Les tribulations d'une affaire brûlante
C’est le dernier rebondissement du feuilleton judiciaire d’une affaire que les tribunaux semblent se renvoyer à loisir. Saisi par Les Républicains, le parquet national financier avait tout d'abord déclaré ne pas ouvrir d’enquête. Le parquet de Brest avait annoncé faire de même, arguant ne pouvoir disposer de faits «susceptibles de relever d’une ou plusieurs qualifications pénales permettant d’ouvrir une enquête préliminaire».
Finalement le parquet de Brest, saisi par Anticor, muni de nouveaux éléments dévoilés par la presse, avait tout de même saisi la direction interrégionale de la police judiciaire de Rennes d'une enquête préliminaire à l'encontre de Richard Ferrand.
Affaire Ferrand : @anticor_org dépose plainte pour abus de confiance https://t.co/hbAP5BhPkJ
— Anticor (@anticor_org) 1 juin 2017
Après l’avoir entendu, et mené des perquisitions, le procureur de Brest avait annoncé en octobre 2017 le classement sans suite de l'enquête visant l’éphémère ministre de la Cohésion des territoires, dans l'affaire des Mutuelles de Bretagne, en invoquant notamment la prescription de l'action publique.
L’association Anticor avait alors porté plainte à Paris en novembre 2017 pour relancer l'enquête qui visait le chef de file des députés LREM Richard Ferrand.

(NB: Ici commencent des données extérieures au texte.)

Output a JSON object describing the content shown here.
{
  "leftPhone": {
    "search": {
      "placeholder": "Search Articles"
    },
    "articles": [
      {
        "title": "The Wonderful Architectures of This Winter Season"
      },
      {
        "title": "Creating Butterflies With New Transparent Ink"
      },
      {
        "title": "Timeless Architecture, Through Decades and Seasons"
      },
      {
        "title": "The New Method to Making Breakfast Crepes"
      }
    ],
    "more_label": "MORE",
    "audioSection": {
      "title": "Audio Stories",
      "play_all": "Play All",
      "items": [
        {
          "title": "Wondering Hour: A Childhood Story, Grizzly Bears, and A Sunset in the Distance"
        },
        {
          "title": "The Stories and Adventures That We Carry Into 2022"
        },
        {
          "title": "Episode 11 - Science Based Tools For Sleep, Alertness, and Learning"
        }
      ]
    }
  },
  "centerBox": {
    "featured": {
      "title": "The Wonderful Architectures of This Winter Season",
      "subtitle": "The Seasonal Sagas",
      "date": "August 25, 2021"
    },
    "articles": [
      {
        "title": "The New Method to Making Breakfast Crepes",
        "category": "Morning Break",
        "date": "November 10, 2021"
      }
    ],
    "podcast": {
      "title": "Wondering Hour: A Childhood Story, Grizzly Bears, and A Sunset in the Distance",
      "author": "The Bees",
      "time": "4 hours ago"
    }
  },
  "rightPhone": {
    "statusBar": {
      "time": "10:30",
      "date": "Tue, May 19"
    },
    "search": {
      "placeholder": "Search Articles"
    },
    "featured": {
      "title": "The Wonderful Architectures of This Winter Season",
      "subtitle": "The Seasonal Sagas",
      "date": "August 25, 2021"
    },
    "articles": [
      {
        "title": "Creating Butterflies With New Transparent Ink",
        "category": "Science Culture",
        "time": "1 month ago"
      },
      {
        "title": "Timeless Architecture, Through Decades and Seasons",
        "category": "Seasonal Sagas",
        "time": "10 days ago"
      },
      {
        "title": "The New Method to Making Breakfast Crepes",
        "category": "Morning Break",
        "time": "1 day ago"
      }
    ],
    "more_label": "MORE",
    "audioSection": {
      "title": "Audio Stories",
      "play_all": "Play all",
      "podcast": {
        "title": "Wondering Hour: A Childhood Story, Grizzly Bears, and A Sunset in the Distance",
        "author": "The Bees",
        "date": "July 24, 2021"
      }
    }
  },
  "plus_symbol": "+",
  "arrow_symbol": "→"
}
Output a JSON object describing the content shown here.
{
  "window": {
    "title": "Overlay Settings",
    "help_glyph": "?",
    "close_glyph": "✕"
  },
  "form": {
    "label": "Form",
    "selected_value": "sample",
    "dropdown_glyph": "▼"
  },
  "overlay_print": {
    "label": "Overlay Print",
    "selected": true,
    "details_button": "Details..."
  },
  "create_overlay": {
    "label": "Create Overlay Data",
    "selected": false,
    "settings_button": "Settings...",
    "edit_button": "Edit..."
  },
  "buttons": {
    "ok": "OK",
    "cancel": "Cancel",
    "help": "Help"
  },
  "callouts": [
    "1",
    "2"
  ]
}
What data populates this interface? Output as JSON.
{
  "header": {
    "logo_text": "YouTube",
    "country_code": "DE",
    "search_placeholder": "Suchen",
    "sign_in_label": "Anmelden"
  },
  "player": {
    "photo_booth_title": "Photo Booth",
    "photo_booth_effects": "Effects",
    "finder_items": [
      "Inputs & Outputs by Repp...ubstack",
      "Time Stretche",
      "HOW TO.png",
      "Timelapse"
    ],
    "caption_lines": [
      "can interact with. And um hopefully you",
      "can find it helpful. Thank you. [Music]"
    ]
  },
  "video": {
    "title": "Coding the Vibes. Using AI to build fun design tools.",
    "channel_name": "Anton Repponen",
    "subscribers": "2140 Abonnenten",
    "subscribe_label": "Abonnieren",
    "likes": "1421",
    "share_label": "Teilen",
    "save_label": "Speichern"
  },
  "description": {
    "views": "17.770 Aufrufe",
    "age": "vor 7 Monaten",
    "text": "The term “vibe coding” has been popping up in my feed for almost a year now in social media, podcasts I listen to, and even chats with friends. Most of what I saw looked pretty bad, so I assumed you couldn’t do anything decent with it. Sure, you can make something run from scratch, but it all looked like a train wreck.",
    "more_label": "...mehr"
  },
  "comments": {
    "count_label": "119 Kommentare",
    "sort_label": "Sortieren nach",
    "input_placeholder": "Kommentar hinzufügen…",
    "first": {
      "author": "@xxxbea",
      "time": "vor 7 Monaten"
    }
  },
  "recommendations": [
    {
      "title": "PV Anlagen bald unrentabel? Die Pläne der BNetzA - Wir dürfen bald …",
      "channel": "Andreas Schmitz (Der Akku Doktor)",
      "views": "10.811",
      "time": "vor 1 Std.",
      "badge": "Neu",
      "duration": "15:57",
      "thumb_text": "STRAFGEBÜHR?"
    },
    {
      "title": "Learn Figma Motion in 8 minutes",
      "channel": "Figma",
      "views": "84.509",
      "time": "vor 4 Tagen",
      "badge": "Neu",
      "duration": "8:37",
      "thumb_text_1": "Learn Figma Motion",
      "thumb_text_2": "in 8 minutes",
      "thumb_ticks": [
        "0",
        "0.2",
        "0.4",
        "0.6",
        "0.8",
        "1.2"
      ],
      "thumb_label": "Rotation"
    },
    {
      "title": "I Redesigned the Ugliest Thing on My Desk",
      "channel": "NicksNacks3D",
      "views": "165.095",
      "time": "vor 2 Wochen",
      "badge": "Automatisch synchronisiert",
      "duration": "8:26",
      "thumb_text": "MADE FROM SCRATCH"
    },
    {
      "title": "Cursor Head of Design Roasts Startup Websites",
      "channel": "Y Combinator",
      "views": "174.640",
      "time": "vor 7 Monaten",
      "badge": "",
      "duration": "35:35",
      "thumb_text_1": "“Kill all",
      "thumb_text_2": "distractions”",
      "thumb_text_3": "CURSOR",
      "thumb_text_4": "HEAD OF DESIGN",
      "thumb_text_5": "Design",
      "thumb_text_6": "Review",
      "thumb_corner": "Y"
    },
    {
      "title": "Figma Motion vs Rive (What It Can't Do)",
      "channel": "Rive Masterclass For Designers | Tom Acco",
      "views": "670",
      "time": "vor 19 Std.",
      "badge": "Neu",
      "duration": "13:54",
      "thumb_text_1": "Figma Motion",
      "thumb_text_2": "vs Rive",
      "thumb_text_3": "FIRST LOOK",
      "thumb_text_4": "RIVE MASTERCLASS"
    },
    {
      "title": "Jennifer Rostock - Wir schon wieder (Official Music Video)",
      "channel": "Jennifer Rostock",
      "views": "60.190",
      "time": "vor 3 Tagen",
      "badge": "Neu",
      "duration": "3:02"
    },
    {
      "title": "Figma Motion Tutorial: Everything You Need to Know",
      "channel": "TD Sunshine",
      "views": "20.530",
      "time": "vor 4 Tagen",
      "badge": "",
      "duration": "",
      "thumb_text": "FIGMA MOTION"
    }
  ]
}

L'affaire Ferrand s'est révélé être le premier couac de la présidence d'Emmanuel Macron depuis les révélations du Canard enchaîné le 24 mai 2017. Selon l'hebdomadaire satirique, Richard Ferrand, ex-secrétaire général d'En Marche! et ministre du gouvernement d'Edouard Philippe, aurait favorisé la signature, par les Mutuelles de Bretagne, dont il était directeur général entre 1993 et 2012, d'un bail immobilier au profit de sa compagne, Sandrine Doucen. Les travaux réalisés dans ces locaux aux frais des Mutuelles de Bretagne auraient permis au couple d'encaisser une juteuse plus-value immobilière, selon le journal.